The t(9;22) translocation is seen in cases of chronic myeloid leukemia (CML), a subset of acute lymphocytic
leukemia (ALL) and rarely in acute myeloid leukemia (AML). The resulting BCR-ABL fusion gene is transcribed and
translated into a 210 kD (p210, major transcript) or 190 kD (p190, minor transcript) BCR-ABL fusion product with
dysregulated (significantly enhanced) tyrosine kinase activity. Detection of the BCR/ABL1 fusion gene transcript
is a critical determinant in diagnosis. The BCR/ABL1 fusion gene product is the cause of disease and growth of
leukemic cells and expression levels of the transcript are directly related to disease severity. The use of new
drugs for treatment such as the tyrosine kinase inhibitor imatinib mesylate (Gleevec) reduces the amount of leukemic
cells below the level of cytogenetic detection and therefore makes molecular determination in the detection of minimal
residual disease desirable. A consensus treatment goal is the achievement of "major molecular response", a 3-log drop
in BCR-ABL RNA.
Clinical Utility
The test is done on peripheral blood or bone marrow specimens for confirmation of clinical diagnosis and monitoring of
treatment efficacy.
Methodology
The "major" breakpoint fusions occurring at either exon 13 or exon 14 of the BCR gene and/or the "minor" breakpoint
fusion at BCR exon 1 and ABL1 exon 2 are assessed. We quantify transcript levels using relative quantification using a
homogeneous cell line (K562 or SupB15) as the calibrator. The major breakpoint expression is calibrated to the
International Scale.
Specimen Required
Peripheral Blood: 3-5 ml, collected in EDTA (purple top) tube, store at room temperature 24 hours
Bone Marrow: 0.5-1 ml, collected in EDTA (purple top) tube, store at room temperature, 24 hours
Unacceptable Specimens: Frozen blood or bone marrow specimens are unacceptable as are tissue samples
that have undergone a freeze/thaw cycle(s).
Performed
Twice a week
Reported
Within 3-7 business days of receipt
CPT
BCR/ABL1 Gene Major 81206; BCR/ABL1 Gene Minor 81207
Shipment must include
Specimen
Requisition form
Patient pathology report
References
Aerts, J.L., M.I. Gonzales and S.L. Topalian. 2004. Selection of appropriate control genes to assess expression of
tumor antigens using real-time RT-PCR. BioTechniques 36: 84-91.

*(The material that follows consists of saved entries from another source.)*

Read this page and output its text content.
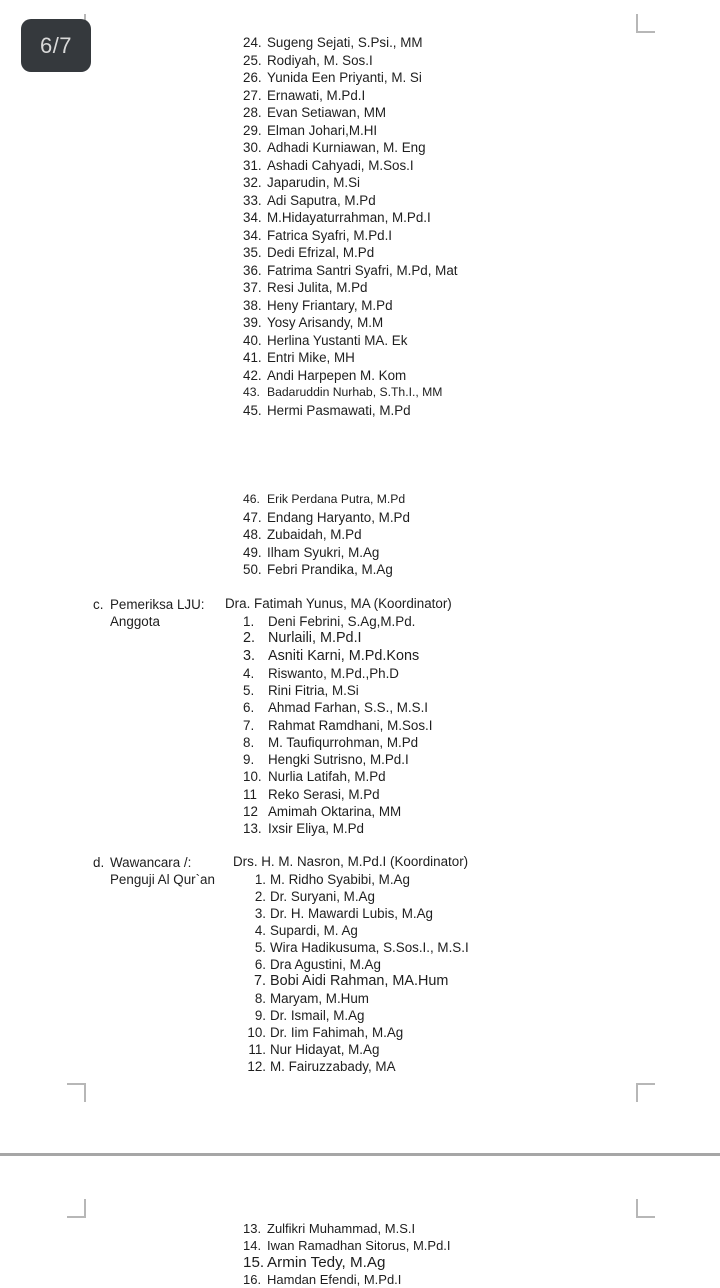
6/7	24. Sugeng Sejati, S.Psi., MM
25. Rodiyah, M. Sos.I
26. Yunida Een Priyanti, M. Si
27. Ernawati, M.Pd.I
28. Evan Setiawan, MM
29. Elman Johari,M.HI
30. Adhadi Kurniawan, M. Eng
31. Ashadi Cahyadi, M.Sos.I
32. Japarudin, M.Si
33. Adi Saputra, M.Pd
34. M.Hidayaturrahman, M.Pd.I
34. Fatrica Syafri, M.Pd.I
35. Dedi Efrizal, M.Pd
36. Fatrima Santri Syafri, M.Pd, Mat
37. Resi Julita, M.Pd
38. Heny Friantary, M.Pd
39. Yosy Arisandy, M.M
40. Herlina Yustanti MA. Ek
41. Entri Mike, MH
42. Andi Harpepen M. Kom
43. Badaruddin Nurhab, S.Th.I., MM
45. Hermi Pasmawati, M.Pd
46. Erik Perdana Putra, M.Pd
47. Endang Haryanto, M.Pd
48. Zubaidah, M.Pd
49. Ilham Syukri, M.Ag
50. Febri Prandika, M.Ag
c. Pemeriksa LJU:
Anggota
Dra. Fatimah Yunus, MA (Koordinator)
1. Deni Febrini, S.Ag,M.Pd.
2. Nurlaili, M.Pd.I
3. Asniti Karni, M.Pd.Kons
4. Riswanto, M.Pd.,Ph.D
5. Rini Fitria, M.Si
6. Ahmad Farhan, S.S., M.S.I
7. Rahmat Ramdhani, M.Sos.I
8. M. Taufiqurrohman, M.Pd
9. Hengki Sutrisno, M.Pd.I
10. Nurlia Latifah, M.Pd
11 Reko Serasi, M.Pd
12 Amimah Oktarina, MM
13. Ixsir Eliya, M.Pd
d. Wawancara /:
Penguji Al Qur`an
Drs. H. M. Nasron, M.Pd.I (Koordinator)
1. M. Ridho Syabibi, M.Ag
2. Dr. Suryani, M.Ag
3. Dr. H. Mawardi Lubis, M.Ag
4. Supardi, M. Ag
5. Wira Hadikusuma, S.Sos.I., M.S.I
6. Dra Agustini, M.Ag
7. Bobi Aidi Rahman, MA.Hum
8. Maryam, M.Hum
9. Dr. Ismail, M.Ag
10. Dr. Iim Fahimah, M.Ag
11. Nur Hidayat, M.Ag
12. M. Fairuzzabady, MA
13. Zulfikri Muhammad, M.S.I
14. Iwan Ramadhan Sitorus, M.Pd.I
15. Armin Tedy, M.Ag
16. Hamdan Efendi, M.Pd.I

Gabert, J., E. Beillard, V.H.J. van der Velden, W. Bi, D. Grimwade, N. Pallisgaard, G. Barnaby, G. Cazzaniga, J.M.
Cayuela, H. Cave, F. Pane, J.L.E. Aerts D. De Micheli, X. Thirion, V. Pradel, M. Gonzalez, S. Viehmann, M. Malec, G.
Saglio and J.J.M. van Dongen. 2003. Standardization and quality control studies of "real-time" quantitative reverse transcriptase
polymerase chain reaction of fusion gene transcripts for residual disease detection in leukemia – A Europe Against Cancer
Program. Leukemia 17: 2318-2357.
Livak, K.J. and T.D. Schmittgen. 2001. Analysis of relative gene expression data using real-time quantitative PCR
and the 2−ΔΔCT method. Methods 25: 402-408.
Lowenberg, B. 2004. Minimal residual disease in chronic myeloid leukemia. N. Engl. J. Med. 349: 1399-1401.
Zhen, C.J. and Y.L. Wang. 2013. Molecular monitoring of chronic myeloid leukemia International standardization of
BCR-ABL1 quantitation. J. Molec. Diag 15: 556-564.